How do you solve y=-2x^2+4x+7 using the completing square method?

Dec 31, 2016

See below.

Explanation:

To complete the square, we take a quadratic equation of the form

$a {x}^{2} + b x + c = 0$

And turn it into

$a {\left(x + d\right)}^{2} + e = 0$

Begin by factoring out $- 2$ to get a coefficient of $1$ for the ${x}^{2}$ term.

$y = - 2 \left({x}^{2} - 2 x - \frac{7}{2}\right)$

Now look at the coefficient of the $x$ term.

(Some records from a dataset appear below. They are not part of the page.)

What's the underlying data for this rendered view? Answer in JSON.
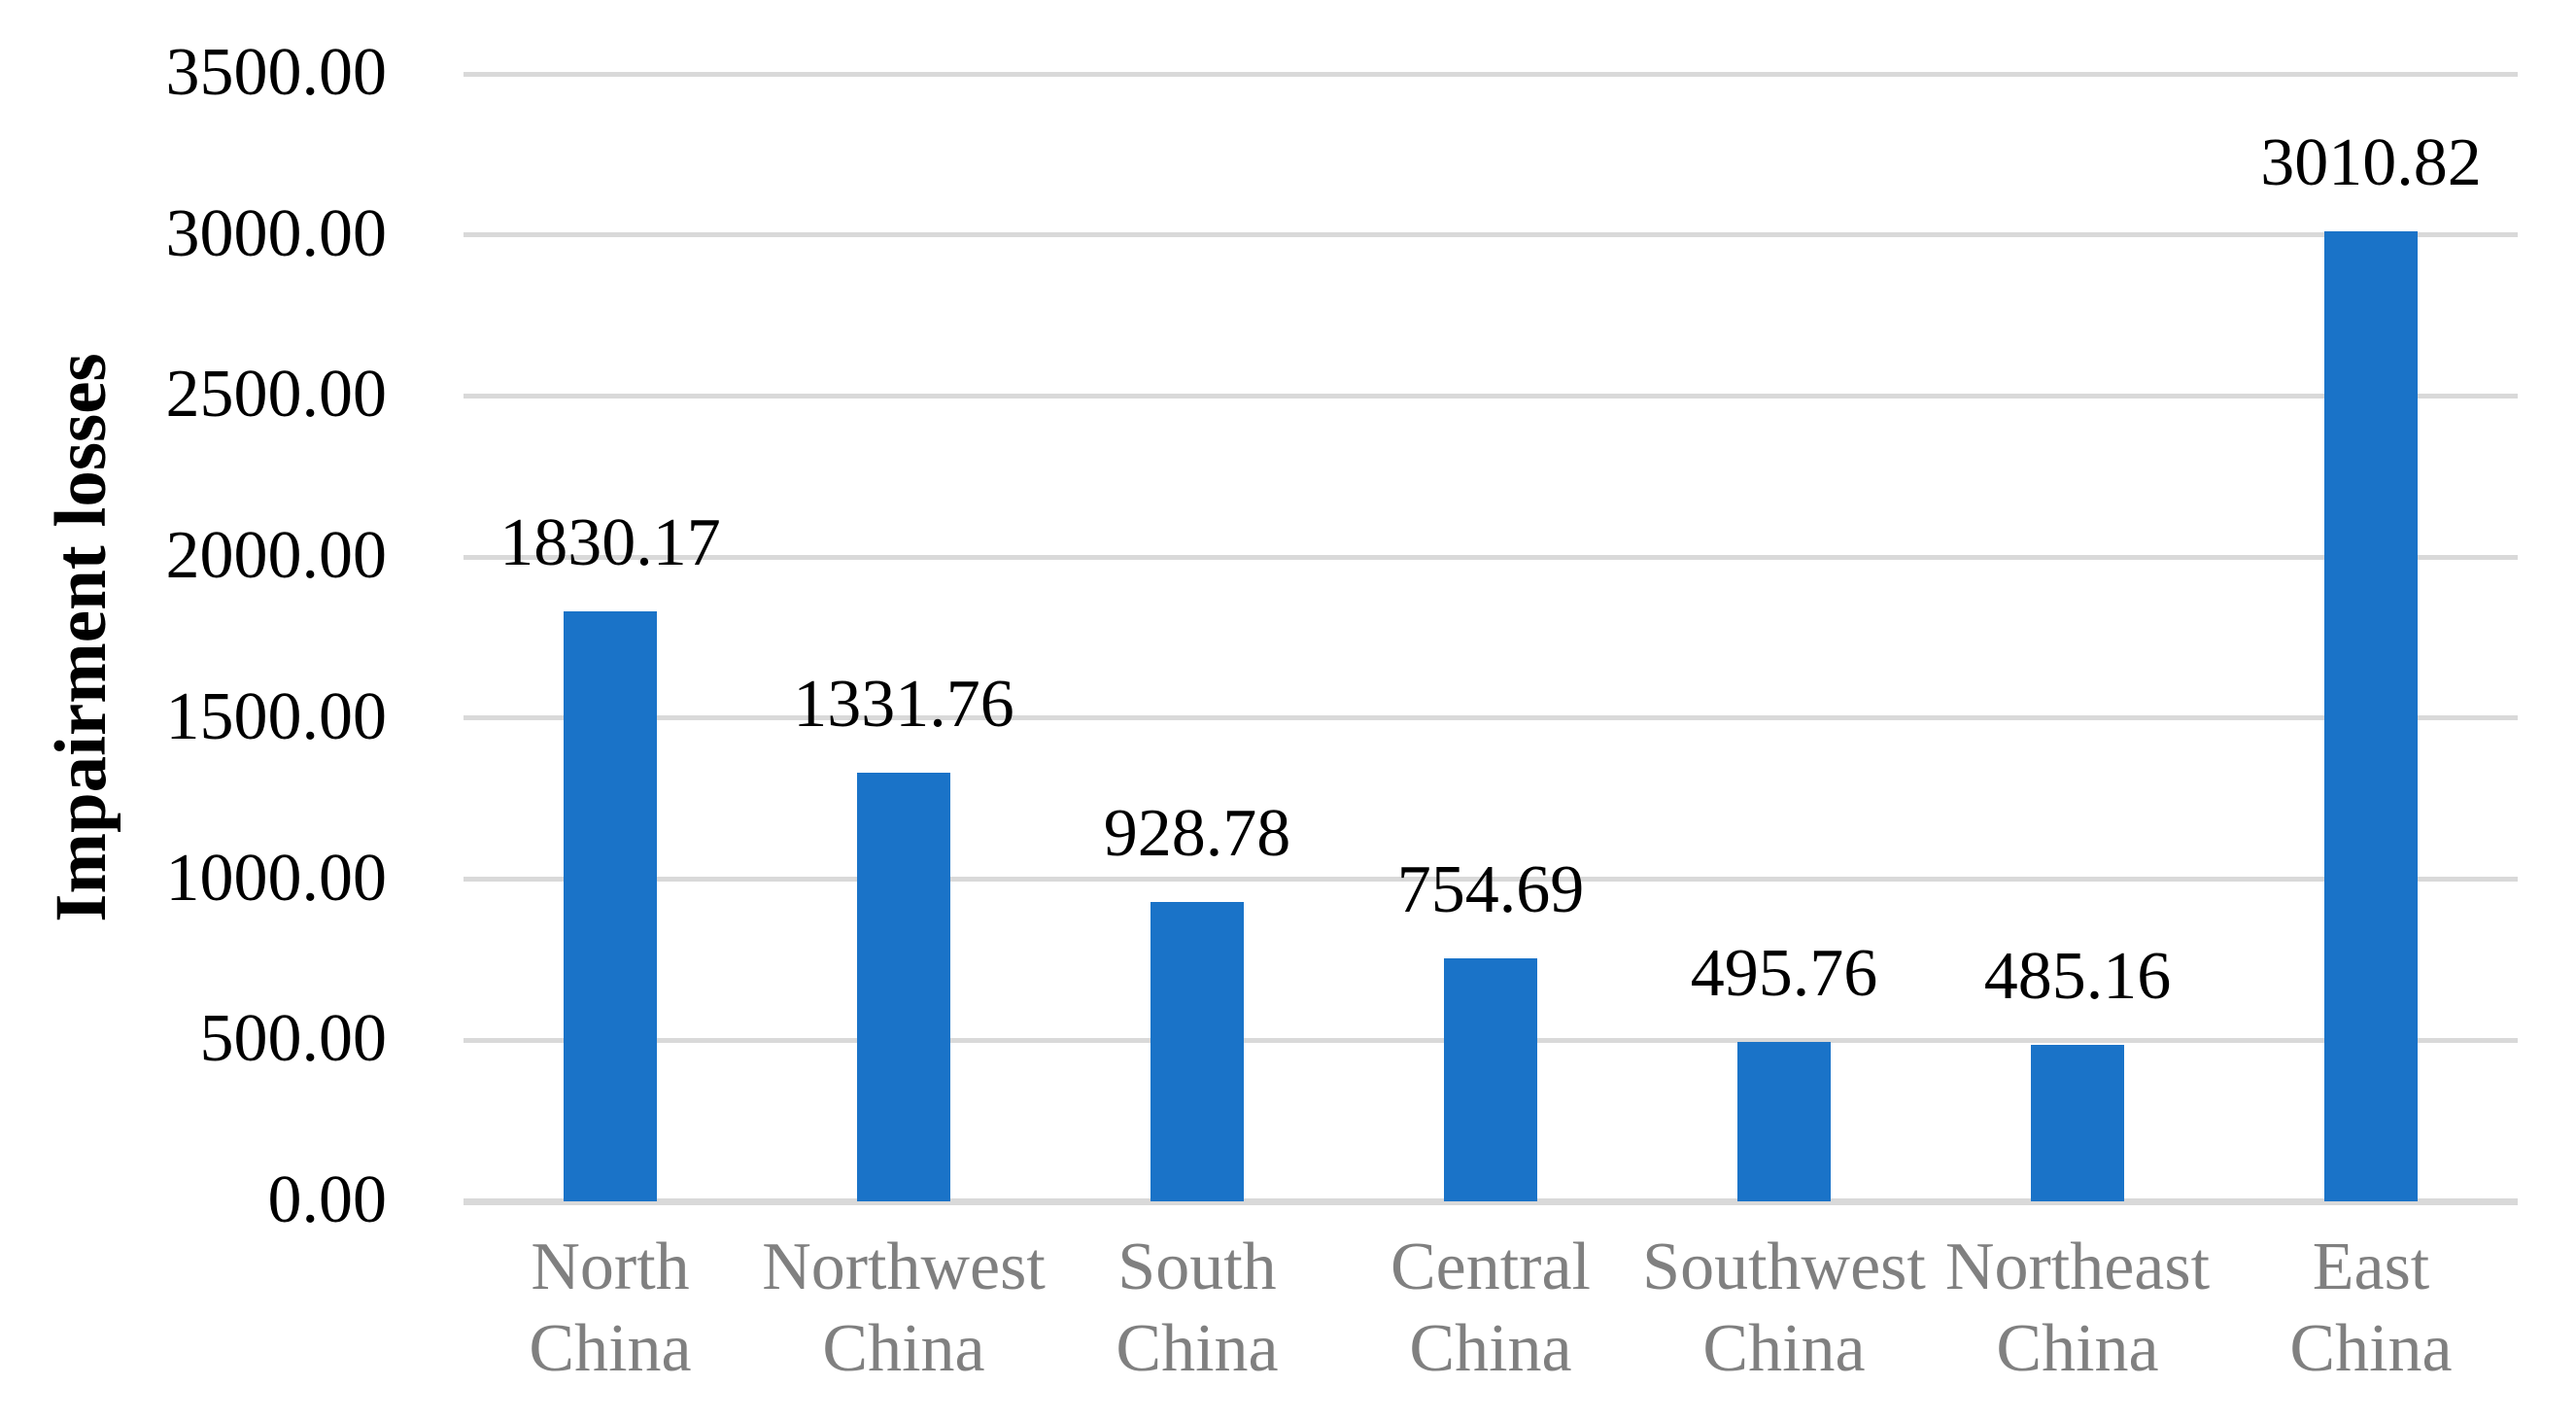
{
  "chart_data": {
    "type": "bar",
    "title": "",
    "xlabel": "",
    "ylabel": "Impairment losses",
    "categories": [
      "North China",
      "Northwest China",
      "South China",
      "Central China",
      "Southwest China",
      "Northeast China",
      "East China"
    ],
    "values": [
      1830.17,
      1331.76,
      928.78,
      754.69,
      495.76,
      485.16,
      3010.82
    ],
    "value_labels": [
      "1830.17",
      "1331.76",
      "928.78",
      "754.69",
      "495.76",
      "485.16",
      "3010.82"
    ],
    "ytick_values": [
      0,
      500,
      1000,
      1500,
      2000,
      2500,
      3000,
      3500
    ],
    "ytick_labels": [
      "0.00",
      "500.00",
      "1000.00",
      "1500.00",
      "2000.00",
      "2500.00",
      "3000.00",
      "3500.00"
    ],
    "ylim": [
      0,
      3500
    ],
    "grid": true,
    "legend": false,
    "colors": {
      "bar": "#1A73C8",
      "gridline": "#D9D9D9",
      "tick_text": "#000000",
      "data_label_text": "#000000",
      "category_text": "#808080",
      "background": "#FFFFFF"
    }
  }
}
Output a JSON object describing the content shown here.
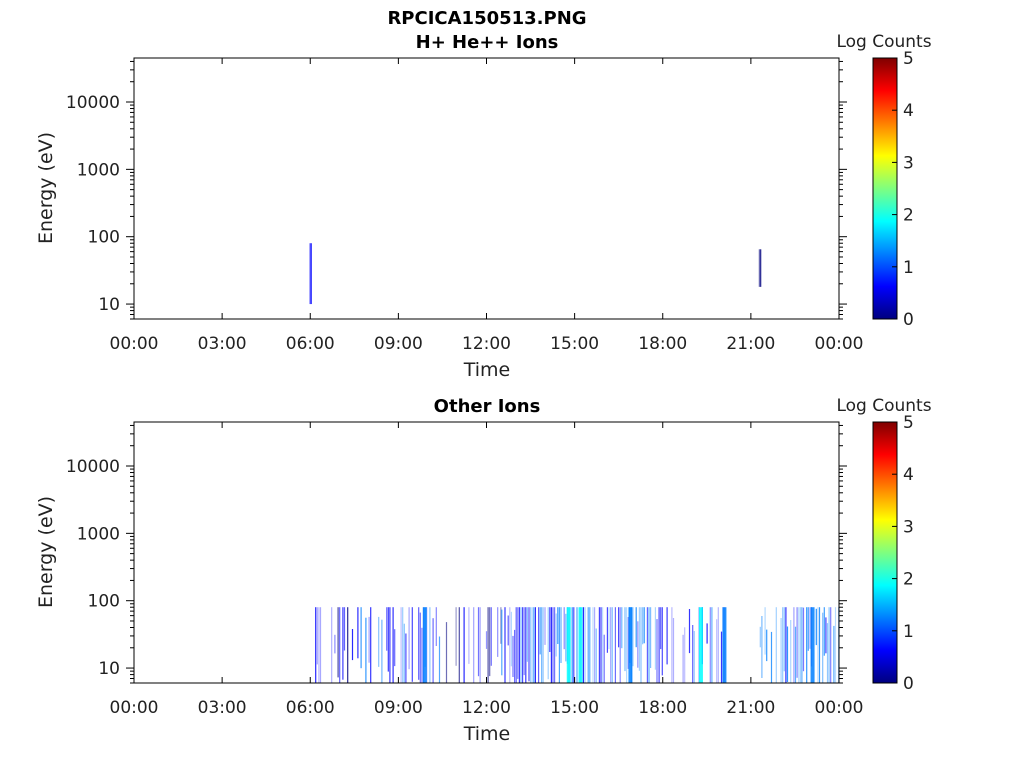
{
  "figure": {
    "title": "RPCICA150513.PNG"
  },
  "colors": {
    "colormap": [
      "#00007f",
      "#0000ff",
      "#007fff",
      "#00ffff",
      "#7fff7f",
      "#ffff00",
      "#ff7f00",
      "#ff0000",
      "#7f0000"
    ],
    "low": "#0a0ad0",
    "mid": "#1a5cff",
    "high": "#18c8e8"
  },
  "chart_data": [
    {
      "type": "heatmap",
      "title": "H+ He++ Ions",
      "xlabel": "Time",
      "ylabel": "Energy (eV)",
      "x_ticks": [
        "00:00",
        "03:00",
        "06:00",
        "09:00",
        "12:00",
        "15:00",
        "18:00",
        "21:00",
        "00:00"
      ],
      "x_range_hours": [
        0,
        24
      ],
      "y_scale": "log",
      "y_ticks": [
        "10",
        "100",
        "1000",
        "10000"
      ],
      "y_range": [
        6,
        45000
      ],
      "colorbar": {
        "label": "Log Counts",
        "range": [
          0,
          5
        ],
        "ticks": [
          "0",
          "1",
          "2",
          "3",
          "4",
          "5"
        ]
      },
      "bursts": [
        {
          "t": 6.0,
          "e_lo": 10,
          "e_hi": 80,
          "level": 0.8
        },
        {
          "t": 21.3,
          "e_lo": 18,
          "e_hi": 65,
          "level": 0.3
        }
      ]
    },
    {
      "type": "heatmap",
      "title": "Other Ions",
      "xlabel": "Time",
      "ylabel": "Energy (eV)",
      "x_ticks": [
        "00:00",
        "03:00",
        "06:00",
        "09:00",
        "12:00",
        "15:00",
        "18:00",
        "21:00",
        "00:00"
      ],
      "x_range_hours": [
        0,
        24
      ],
      "y_scale": "log",
      "y_ticks": [
        "10",
        "100",
        "1000",
        "10000"
      ],
      "y_range": [
        6,
        45000
      ],
      "colorbar": {
        "label": "Log Counts",
        "range": [
          0,
          5
        ],
        "ticks": [
          "0",
          "1",
          "2",
          "3",
          "4",
          "5"
        ]
      },
      "e_max": 80,
      "activity": [
        {
          "start": 6.0,
          "end": 7.6,
          "density": 0.45,
          "level": 0.6
        },
        {
          "start": 7.6,
          "end": 10.4,
          "density": 0.6,
          "level": 1.0
        },
        {
          "start": 10.4,
          "end": 11.0,
          "density": 0.05,
          "level": 0.4
        },
        {
          "start": 11.0,
          "end": 12.5,
          "density": 0.35,
          "level": 0.5
        },
        {
          "start": 12.5,
          "end": 17.8,
          "density": 0.75,
          "level": 1.1
        },
        {
          "start": 17.8,
          "end": 20.2,
          "density": 0.45,
          "level": 0.8
        },
        {
          "start": 21.3,
          "end": 24.0,
          "density": 0.8,
          "level": 1.2
        }
      ],
      "bright_columns": [
        {
          "t": 9.9,
          "level": 1.4
        },
        {
          "t": 14.8,
          "level": 2.0
        },
        {
          "t": 15.2,
          "level": 1.8
        },
        {
          "t": 16.9,
          "level": 1.4
        },
        {
          "t": 19.3,
          "level": 1.6
        },
        {
          "t": 20.1,
          "level": 1.2
        },
        {
          "t": 23.1,
          "level": 1.3
        }
      ]
    }
  ]
}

$y = - 2 \left({x}^{2} \textcolor{b l u e}{- 2} x - \frac{7}{2}\right)$

Divide this coefficient by $2$ and square the result:

${\left(- \frac{2}{2}\right)}^{2} = {\left(1\right)}^{2} = 1$

I will rewrite the equation:

$y = - 2 \left({x}^{2} - 2 x + f - \frac{7}{2} - f\right)$

Replace $f$ with the result of the above operation:

$\implies y = - 2 \left({x}^{2} - 2 x + 1 - \frac{7}{2} - 1\right)$

We separate off the first part of the parentheses from the second:

$\implies y = - 2 \left[\left({x}^{2} - 2 x + 1\right) - \frac{7}{2} - 1\right]$

Simplify:

$\implies y = - 2 \left[\left({x}^{2} - 2 x + 1\right) - \frac{9}{2}\right]$

What we have left in the parentheses is a perfect square. Factor:

$\implies y = - 2 \left[{\left(x - 1\right)}^{2} - \frac{9}{2}\right]$

Distribute $- 2$:

$\implies y = - 2 {\left(x - 1\right)}^{2} + 9$

Or, equivalently:

$y = 9 - 2 {\left(x - 1\right)}^{2}$